The lecture concludes with a look at the future of the field, including the integration of machine learning and large language models (LLMs) with graph-based analysis to further refine the precision of automated bug hunting.

Bio: Prof. Dr. Fabian Yamaguchi is co-founder and CTO of Whirly Labs, Adjunct Professor for Computer Security at Stellenbosch University, and Chief Scientist Emeritus at Qwiet.ai (formerly ShiftLeft Inc.). He is a seasoned expert in cyber security with over 20 years of experience, both as an individual contributor and in leadership roles.

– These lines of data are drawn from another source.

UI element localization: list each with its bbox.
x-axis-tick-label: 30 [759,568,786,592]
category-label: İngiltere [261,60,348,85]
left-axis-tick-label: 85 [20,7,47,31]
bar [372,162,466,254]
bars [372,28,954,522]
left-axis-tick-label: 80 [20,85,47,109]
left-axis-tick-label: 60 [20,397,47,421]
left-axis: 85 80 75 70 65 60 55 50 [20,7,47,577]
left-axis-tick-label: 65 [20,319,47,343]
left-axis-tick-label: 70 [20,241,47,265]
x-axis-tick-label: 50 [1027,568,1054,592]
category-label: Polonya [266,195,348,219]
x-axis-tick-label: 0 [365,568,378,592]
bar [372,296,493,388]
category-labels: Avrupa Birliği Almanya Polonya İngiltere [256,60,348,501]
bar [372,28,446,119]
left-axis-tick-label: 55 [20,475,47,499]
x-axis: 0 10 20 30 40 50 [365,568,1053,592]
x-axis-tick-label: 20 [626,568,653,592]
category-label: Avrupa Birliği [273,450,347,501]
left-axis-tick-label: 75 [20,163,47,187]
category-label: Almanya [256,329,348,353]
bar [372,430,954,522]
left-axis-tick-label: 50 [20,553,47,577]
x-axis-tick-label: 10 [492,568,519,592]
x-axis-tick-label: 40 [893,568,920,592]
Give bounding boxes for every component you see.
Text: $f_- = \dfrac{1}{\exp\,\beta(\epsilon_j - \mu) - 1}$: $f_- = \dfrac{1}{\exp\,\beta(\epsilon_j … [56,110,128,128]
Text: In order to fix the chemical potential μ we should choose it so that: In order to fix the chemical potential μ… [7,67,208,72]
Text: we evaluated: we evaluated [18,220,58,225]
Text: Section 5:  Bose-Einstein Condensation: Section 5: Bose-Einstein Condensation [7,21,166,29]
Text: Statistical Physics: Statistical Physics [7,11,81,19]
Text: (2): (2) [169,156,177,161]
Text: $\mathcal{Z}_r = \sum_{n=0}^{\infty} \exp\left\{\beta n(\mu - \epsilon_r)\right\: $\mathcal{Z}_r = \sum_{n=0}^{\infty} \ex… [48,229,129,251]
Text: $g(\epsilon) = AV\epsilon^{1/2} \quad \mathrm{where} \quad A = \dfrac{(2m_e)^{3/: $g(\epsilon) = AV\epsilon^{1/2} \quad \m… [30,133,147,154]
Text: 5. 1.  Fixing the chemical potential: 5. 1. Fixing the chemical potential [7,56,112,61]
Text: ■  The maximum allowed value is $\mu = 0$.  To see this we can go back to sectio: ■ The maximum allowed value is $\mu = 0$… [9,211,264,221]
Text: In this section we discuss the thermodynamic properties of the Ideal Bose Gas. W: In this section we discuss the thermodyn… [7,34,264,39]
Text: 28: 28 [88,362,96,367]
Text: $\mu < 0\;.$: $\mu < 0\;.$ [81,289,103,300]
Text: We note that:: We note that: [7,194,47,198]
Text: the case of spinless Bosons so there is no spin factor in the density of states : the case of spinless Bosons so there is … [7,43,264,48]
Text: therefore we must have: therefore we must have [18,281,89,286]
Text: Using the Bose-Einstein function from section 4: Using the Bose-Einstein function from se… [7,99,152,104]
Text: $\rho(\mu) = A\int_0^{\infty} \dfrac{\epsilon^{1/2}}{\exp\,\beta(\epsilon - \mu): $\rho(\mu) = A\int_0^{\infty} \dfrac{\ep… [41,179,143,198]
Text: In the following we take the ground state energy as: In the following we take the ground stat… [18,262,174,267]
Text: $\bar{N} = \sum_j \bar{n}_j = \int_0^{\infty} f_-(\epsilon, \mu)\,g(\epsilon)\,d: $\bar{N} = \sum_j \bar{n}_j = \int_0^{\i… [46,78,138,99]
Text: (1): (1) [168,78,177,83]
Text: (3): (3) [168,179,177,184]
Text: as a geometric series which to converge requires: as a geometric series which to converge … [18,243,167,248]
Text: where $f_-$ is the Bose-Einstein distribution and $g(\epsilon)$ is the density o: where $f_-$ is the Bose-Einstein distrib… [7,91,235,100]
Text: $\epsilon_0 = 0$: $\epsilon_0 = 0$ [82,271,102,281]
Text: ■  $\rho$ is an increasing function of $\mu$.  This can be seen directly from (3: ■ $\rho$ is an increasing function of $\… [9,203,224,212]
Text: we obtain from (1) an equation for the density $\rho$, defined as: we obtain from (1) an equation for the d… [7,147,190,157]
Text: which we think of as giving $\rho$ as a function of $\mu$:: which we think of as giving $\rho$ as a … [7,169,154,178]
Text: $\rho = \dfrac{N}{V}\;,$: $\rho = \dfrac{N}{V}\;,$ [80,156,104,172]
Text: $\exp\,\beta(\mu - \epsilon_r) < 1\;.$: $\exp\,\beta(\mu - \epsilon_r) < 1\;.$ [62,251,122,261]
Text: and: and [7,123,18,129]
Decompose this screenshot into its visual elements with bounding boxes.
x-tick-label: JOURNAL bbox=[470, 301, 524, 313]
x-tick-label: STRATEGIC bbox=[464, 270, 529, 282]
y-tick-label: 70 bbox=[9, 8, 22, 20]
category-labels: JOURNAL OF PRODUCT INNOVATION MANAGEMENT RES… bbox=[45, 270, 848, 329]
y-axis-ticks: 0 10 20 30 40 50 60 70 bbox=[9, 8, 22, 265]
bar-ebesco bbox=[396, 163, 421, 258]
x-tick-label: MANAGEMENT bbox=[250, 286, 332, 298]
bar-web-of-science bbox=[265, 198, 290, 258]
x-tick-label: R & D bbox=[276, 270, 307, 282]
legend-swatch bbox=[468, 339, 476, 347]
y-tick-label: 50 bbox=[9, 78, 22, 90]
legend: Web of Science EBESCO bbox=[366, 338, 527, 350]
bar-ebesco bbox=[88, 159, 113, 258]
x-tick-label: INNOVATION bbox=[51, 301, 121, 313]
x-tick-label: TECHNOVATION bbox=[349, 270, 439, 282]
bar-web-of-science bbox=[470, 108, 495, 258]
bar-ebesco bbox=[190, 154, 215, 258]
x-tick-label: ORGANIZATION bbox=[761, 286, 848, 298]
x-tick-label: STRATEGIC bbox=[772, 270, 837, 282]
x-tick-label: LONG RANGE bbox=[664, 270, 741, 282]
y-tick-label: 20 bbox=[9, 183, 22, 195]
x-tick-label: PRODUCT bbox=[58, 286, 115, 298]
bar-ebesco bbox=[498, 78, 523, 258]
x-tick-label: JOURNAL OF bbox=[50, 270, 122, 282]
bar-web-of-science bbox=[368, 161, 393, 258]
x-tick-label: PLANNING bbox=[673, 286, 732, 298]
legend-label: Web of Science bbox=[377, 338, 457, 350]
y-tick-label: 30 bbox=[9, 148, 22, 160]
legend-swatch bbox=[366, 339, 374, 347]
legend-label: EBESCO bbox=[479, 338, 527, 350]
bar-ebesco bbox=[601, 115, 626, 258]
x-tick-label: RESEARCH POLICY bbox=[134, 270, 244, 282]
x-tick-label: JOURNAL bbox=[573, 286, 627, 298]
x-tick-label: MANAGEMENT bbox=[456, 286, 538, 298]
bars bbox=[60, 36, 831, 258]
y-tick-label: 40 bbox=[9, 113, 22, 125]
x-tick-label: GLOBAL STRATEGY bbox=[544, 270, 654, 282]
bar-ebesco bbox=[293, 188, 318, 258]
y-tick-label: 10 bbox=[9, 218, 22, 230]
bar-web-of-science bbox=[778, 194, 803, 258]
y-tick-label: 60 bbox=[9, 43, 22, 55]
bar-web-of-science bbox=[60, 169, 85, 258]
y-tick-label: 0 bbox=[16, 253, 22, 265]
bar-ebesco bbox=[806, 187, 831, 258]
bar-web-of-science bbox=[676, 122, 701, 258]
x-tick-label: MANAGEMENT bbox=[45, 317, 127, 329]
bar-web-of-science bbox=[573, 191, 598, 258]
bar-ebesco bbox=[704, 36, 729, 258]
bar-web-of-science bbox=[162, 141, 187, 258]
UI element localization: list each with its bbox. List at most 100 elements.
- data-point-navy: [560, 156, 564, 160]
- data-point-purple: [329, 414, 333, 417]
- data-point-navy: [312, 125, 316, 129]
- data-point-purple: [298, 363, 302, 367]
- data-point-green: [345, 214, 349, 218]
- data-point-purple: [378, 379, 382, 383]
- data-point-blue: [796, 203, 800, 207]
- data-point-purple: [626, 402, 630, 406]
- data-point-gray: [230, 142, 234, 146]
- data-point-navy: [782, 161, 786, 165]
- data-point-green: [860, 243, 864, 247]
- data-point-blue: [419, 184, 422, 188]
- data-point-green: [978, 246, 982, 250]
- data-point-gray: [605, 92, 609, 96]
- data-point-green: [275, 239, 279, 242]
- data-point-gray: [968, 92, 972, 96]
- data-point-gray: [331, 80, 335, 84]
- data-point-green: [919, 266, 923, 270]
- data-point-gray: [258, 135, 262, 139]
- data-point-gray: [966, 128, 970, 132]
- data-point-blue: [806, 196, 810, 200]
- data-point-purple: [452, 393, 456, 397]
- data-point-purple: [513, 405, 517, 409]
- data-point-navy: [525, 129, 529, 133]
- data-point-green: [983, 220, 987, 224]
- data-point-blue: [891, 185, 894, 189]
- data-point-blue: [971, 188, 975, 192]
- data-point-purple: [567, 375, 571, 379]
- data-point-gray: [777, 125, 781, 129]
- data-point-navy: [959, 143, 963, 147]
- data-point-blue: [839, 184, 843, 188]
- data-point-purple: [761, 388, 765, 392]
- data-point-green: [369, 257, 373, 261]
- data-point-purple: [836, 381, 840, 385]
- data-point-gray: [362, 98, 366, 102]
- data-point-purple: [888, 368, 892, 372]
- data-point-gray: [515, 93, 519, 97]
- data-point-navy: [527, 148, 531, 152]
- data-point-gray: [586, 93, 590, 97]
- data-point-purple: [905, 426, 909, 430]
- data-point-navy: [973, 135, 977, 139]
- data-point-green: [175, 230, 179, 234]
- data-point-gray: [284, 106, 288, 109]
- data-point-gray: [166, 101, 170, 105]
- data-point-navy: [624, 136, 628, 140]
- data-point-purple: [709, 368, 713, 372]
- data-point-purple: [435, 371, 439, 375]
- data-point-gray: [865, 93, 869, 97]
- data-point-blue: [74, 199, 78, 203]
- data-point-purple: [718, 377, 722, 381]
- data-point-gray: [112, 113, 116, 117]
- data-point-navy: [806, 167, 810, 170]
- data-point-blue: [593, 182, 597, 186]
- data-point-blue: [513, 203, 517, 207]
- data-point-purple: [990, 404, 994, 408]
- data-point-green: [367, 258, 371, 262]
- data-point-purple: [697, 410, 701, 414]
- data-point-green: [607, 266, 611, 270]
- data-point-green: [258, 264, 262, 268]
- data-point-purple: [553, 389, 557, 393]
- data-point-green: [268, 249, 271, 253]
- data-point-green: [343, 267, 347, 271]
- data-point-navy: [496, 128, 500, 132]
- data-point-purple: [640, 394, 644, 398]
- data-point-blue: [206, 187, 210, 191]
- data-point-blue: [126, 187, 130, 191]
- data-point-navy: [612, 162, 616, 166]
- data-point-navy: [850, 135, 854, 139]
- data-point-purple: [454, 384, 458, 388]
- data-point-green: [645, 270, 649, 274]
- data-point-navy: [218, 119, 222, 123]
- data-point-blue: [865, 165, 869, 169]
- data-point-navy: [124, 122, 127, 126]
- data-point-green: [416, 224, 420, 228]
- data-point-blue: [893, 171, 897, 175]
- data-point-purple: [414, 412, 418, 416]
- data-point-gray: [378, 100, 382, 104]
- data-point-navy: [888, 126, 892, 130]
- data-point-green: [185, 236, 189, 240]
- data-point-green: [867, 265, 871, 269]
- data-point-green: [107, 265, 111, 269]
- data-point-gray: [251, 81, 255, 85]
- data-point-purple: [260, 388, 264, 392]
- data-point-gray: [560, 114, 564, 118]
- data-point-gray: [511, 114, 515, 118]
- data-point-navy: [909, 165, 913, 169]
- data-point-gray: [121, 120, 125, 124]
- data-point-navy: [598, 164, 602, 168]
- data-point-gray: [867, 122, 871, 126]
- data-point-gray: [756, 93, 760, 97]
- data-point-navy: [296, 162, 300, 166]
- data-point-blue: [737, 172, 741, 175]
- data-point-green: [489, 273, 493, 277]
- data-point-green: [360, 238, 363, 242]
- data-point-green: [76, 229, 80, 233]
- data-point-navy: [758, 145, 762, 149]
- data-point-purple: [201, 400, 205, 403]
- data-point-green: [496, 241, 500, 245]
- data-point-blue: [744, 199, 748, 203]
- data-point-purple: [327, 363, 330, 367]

Most recently, he was a founding team member of ShiftLeft Inc where he built and led the R&D team that designed and implemented the technology for automated vulnerability discovery at the heart of the product offering — based on his 2015 award-winning PhD thesis “Pattern-Based Vulnerability Discovery”.

Throughout his career, he has identified previously unknown vulnerabilities in widely used software such as Microsoft Windows and Linux kernels, the Squid proxy server, and the VLC media player. He has presented his findings and techniques at both major industry conferences such as BlackHat USA, DefCon, First, and CCC, and renowned academic security conferences such as ACSAC, IEEE Security and Privacy, and CCS.

He is the inventor of the code property graph and lead developer of the open-source code analysis platform Joern. Fabian holds a PhD in computer science from the University of Goettingen and a master’s degree in computer engineering from Technical University Berlin.